No more back to school: Wiscasset's Steve Whitfield calls it a career after 42 years
Wiscasset’s Steve Whitfield has worn a tie to work nearly every day of his 42 years in education, first in Wiscasset, then Lewiston.
Last school year, the Martel School principal never wore the same one twice. He has over 200. Ties start conversations with students, including ones who might not speak to him otherwise, Whitfield said Aug. 3 in the kitchen of his and wife Jan’s Water Street home. One day earlier, he spent his last day at the office. He expected to return to drop off paperwork he determined the school should save.
It was the last school year, for the last Lewiston school administrator to still work under a contract that ends mid-August instead of June 30.
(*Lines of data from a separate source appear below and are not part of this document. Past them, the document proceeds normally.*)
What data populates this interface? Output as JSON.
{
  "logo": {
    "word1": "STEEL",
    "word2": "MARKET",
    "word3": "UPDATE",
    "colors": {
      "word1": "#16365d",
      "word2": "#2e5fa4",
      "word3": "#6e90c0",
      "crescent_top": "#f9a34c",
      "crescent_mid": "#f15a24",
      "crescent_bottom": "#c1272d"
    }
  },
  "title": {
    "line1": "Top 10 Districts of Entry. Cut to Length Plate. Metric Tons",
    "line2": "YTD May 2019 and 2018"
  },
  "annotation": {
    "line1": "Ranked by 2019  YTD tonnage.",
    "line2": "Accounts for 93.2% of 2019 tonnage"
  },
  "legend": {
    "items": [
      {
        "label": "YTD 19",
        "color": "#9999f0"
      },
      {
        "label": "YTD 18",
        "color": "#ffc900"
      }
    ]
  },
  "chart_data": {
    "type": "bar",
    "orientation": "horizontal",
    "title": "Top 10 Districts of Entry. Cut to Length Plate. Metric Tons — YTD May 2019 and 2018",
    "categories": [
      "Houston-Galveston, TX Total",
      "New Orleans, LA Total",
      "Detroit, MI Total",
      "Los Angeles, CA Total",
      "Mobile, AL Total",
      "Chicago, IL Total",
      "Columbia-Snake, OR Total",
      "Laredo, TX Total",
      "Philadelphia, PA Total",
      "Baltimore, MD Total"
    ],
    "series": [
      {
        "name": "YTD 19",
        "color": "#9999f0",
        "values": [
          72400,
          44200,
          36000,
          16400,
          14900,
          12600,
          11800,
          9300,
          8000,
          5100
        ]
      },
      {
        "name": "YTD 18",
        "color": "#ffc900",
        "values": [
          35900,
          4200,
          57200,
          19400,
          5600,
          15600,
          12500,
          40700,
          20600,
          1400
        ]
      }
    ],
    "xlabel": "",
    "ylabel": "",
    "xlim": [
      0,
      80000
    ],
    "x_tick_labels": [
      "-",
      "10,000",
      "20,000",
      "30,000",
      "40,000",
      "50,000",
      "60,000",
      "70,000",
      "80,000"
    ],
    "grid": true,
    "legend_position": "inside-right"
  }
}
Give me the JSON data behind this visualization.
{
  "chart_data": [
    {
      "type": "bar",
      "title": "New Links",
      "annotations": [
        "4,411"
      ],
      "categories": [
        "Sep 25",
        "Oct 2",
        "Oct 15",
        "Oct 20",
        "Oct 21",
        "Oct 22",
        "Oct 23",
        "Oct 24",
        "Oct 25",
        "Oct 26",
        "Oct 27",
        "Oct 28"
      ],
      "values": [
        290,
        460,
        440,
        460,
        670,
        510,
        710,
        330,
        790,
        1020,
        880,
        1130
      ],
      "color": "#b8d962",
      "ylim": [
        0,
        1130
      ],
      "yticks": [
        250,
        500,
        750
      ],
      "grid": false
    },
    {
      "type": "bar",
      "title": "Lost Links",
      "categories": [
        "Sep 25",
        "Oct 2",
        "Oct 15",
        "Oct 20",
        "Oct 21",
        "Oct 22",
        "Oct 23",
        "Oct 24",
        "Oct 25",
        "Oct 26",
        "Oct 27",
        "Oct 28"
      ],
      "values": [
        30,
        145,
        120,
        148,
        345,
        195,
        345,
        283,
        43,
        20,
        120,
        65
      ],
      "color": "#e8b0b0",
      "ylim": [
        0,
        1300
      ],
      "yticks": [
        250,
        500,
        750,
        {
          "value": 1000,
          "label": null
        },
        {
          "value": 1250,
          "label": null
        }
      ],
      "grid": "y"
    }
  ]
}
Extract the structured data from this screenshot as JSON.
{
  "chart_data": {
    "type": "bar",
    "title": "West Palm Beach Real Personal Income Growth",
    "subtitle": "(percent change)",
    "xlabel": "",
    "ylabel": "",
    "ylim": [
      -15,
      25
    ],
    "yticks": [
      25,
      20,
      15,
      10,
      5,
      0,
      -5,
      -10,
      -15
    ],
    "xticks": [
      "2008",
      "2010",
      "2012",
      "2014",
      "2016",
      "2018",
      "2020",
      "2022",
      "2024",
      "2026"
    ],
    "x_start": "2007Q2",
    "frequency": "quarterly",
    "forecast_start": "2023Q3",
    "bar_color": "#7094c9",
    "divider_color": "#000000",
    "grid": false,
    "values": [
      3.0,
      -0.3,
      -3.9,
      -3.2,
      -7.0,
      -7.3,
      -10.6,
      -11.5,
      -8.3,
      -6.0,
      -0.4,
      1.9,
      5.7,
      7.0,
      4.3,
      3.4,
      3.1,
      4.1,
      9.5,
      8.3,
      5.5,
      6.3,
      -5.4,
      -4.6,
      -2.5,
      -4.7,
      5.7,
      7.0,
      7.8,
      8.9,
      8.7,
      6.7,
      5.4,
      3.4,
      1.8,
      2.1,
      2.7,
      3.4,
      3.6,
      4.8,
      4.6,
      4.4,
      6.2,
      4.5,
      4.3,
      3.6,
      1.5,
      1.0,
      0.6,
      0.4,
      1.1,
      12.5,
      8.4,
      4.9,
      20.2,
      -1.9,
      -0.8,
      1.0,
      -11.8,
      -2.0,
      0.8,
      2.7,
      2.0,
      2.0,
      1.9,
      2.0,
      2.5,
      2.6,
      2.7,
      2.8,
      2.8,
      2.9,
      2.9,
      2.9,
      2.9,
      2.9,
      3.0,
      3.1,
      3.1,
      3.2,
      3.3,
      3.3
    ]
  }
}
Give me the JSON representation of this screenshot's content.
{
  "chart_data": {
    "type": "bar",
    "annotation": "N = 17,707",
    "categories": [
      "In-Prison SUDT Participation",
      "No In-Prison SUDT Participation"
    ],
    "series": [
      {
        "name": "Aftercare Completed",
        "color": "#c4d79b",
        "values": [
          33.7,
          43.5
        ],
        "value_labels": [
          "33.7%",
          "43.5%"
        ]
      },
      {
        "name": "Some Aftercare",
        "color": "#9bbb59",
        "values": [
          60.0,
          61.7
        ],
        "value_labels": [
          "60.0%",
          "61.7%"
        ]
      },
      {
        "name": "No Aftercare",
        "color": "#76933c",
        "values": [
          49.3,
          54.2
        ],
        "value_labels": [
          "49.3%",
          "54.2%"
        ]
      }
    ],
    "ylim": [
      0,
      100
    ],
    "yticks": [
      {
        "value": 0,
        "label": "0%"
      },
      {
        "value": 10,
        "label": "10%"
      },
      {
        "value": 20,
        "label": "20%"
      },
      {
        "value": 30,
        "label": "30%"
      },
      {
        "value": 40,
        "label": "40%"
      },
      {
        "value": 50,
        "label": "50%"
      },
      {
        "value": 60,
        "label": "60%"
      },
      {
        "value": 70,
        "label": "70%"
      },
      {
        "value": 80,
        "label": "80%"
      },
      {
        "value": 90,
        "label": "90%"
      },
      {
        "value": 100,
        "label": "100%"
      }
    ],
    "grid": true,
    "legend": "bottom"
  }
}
Whitfield retired. He still expects to wear ties some, including Sundays at First Congregational Church of Wiscasset and on plane trips. He and Jan, a retired school psychologist, like to dress well, he explained. A flight attendant once told them they'd been voted best dressed.
The couple married 42 years ago, during an eventful series of weeks in 1976. A week after his birthday, he graduated from Colby College in Waterville with a bachelor of arts in history. He got married the next week and, the next day, Wiscasset hired him to teach. In Wiscasset, he worked with and learned from fellow teachers Linda Bleile, now retired as Wiscasset Middle School principal, and Gary Woodcock, Bob Sommers, Bob Stone and Bill Carr.
Whitfield enjoyed a retirement party across the street at daughter Sarah Whitfield's on June 10. "It was quite meaningful, seeing everyone."
As retirees, he and Jan won't travel more, but they will travel differently, he said. No longer will they plan their trips in summer due to school vacation. "Why would you want to leave this beautiful state?" He could see going away in mud season, he said.
Born in Newport, Rhode Island where his father William “Bill” Whitfield was stationed in the Navy, Whitfield moved to Wiscasset at 9, in 1963, when his father bought Marston's Drug Store, later renamed to Whitfield, he added.
Asked for his advice to Wiscasset on education, as a taxpayer and educator, Whitfield said: "I think they need to be very deliberate, and not make any rash decisions, which I'm sure they know, and take into account unintended consequences." For example, he said, "If there was no high school, what would that do in terms of the community's perception of itself?" And when towns combine their school sports teams, each student's chances of playing varsity or getting to be co-captain goes down, Whitfield said.
The Maine Yankee era with large funding for field trips and enrichment has passed, but it doesn't take huge amounts of money to provide a quality education, it takes quality leaders and quality teachers, he said.
Several years ago, a University of Southern Maine study found Martel was an efficient school, Whitfield said. “We were quite proud of that.” USM looked at schools with needy populations, nearly average Maine Education Assessment scores and below average local funding, and could find no other urban elementary school doing well with those parameters, he said.
When the new school year starts, it will be the first one since first grade where he wasn’t going back, as a student, teacher, or administrator, he said. "I think it will be a bittersweet kind of thing." Last school year, he made a list of the things he will and will not miss. "Fortunately, the things I'm going to miss was a longer list."
He'll miss the staff, Martel's excellent discipline – once going 18 months without an out-of-school suspension – and he'll miss the kids' hugs.
The Whitfields plan a retirement trip to Australia in November. They've been before, in the continent's wintertime. This fall’s visit will be warmer, he said.